Yes. Both are accepted synonyms in trade. Search "Senecio rowleyanus" and "Curio rowleyanus" when buying - you'll find the same plant under both names, often at different prices.
Why do some nurseries still use the old Senecio name?
Nurseries update plant tags slowly. Many still use pre-2018 templates. The supply chain from grower to wholesaler to retailer spans multiple seasons, so older labels remain in circulation.
What about Kleinia - is that related?
Kleinia is a separate segregate genus sometimes used for pencil-stemmed African species. Some older lists may show "Kleinia rowleyana" but this is now considered incorrect - the correct name is Curio rowleyanus.
Frequently Asked Questions
What is the first step for senecio vs curio: a nomenclature update for trailing succulents?
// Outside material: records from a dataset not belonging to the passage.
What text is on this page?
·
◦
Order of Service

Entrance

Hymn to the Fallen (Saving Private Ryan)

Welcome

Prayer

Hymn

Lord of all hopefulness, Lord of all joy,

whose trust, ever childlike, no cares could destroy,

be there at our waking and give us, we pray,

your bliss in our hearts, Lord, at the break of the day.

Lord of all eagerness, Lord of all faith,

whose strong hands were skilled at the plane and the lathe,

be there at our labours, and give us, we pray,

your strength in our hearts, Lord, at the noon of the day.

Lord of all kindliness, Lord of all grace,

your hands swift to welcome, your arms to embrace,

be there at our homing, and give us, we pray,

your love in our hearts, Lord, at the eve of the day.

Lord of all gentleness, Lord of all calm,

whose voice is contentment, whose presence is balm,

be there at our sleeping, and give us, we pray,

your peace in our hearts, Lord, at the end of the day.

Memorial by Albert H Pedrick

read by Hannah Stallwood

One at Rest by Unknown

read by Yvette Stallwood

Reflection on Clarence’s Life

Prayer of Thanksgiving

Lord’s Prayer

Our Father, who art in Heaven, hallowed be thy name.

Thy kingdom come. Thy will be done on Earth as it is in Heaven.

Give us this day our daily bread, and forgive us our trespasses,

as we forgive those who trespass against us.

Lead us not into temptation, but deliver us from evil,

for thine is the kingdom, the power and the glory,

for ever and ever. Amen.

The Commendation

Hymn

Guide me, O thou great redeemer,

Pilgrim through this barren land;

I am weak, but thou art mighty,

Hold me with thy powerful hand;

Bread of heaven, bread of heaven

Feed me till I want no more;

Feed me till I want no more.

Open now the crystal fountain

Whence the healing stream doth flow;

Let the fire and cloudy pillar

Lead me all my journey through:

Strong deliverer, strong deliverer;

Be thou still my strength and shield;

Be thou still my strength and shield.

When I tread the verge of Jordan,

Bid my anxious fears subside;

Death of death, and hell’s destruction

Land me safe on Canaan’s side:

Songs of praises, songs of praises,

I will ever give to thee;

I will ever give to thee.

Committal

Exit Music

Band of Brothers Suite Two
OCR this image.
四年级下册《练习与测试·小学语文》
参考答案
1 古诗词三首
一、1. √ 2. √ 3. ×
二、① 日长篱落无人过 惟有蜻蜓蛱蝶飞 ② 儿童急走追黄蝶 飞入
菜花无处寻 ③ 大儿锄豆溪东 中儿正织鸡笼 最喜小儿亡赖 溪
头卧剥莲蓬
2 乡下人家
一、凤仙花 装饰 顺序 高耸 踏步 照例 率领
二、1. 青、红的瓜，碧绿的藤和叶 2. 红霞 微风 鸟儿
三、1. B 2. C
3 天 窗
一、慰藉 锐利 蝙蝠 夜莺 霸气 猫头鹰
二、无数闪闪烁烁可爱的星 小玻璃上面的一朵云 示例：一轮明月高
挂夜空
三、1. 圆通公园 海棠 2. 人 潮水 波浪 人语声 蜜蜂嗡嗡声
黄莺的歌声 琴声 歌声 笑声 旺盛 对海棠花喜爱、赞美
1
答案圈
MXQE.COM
Start by matching the symptom to the plant, substrate, light, and season before changing watering or treatment.
What should be avoided?
Avoid changing several variables at once; correct the limiting factor and observe the plant before escalating.
Which care factor matters most?
Match the plant to its light, substrate, pot size, and season. Most succulent failures trace to a mismatch between drying speed and the plant's current growth rate.
When should the plant be checked again?
Recheck after one to two weeks unless tissue is actively collapsing. Stable firmness and new growth are better signs than a fixed calendar interval.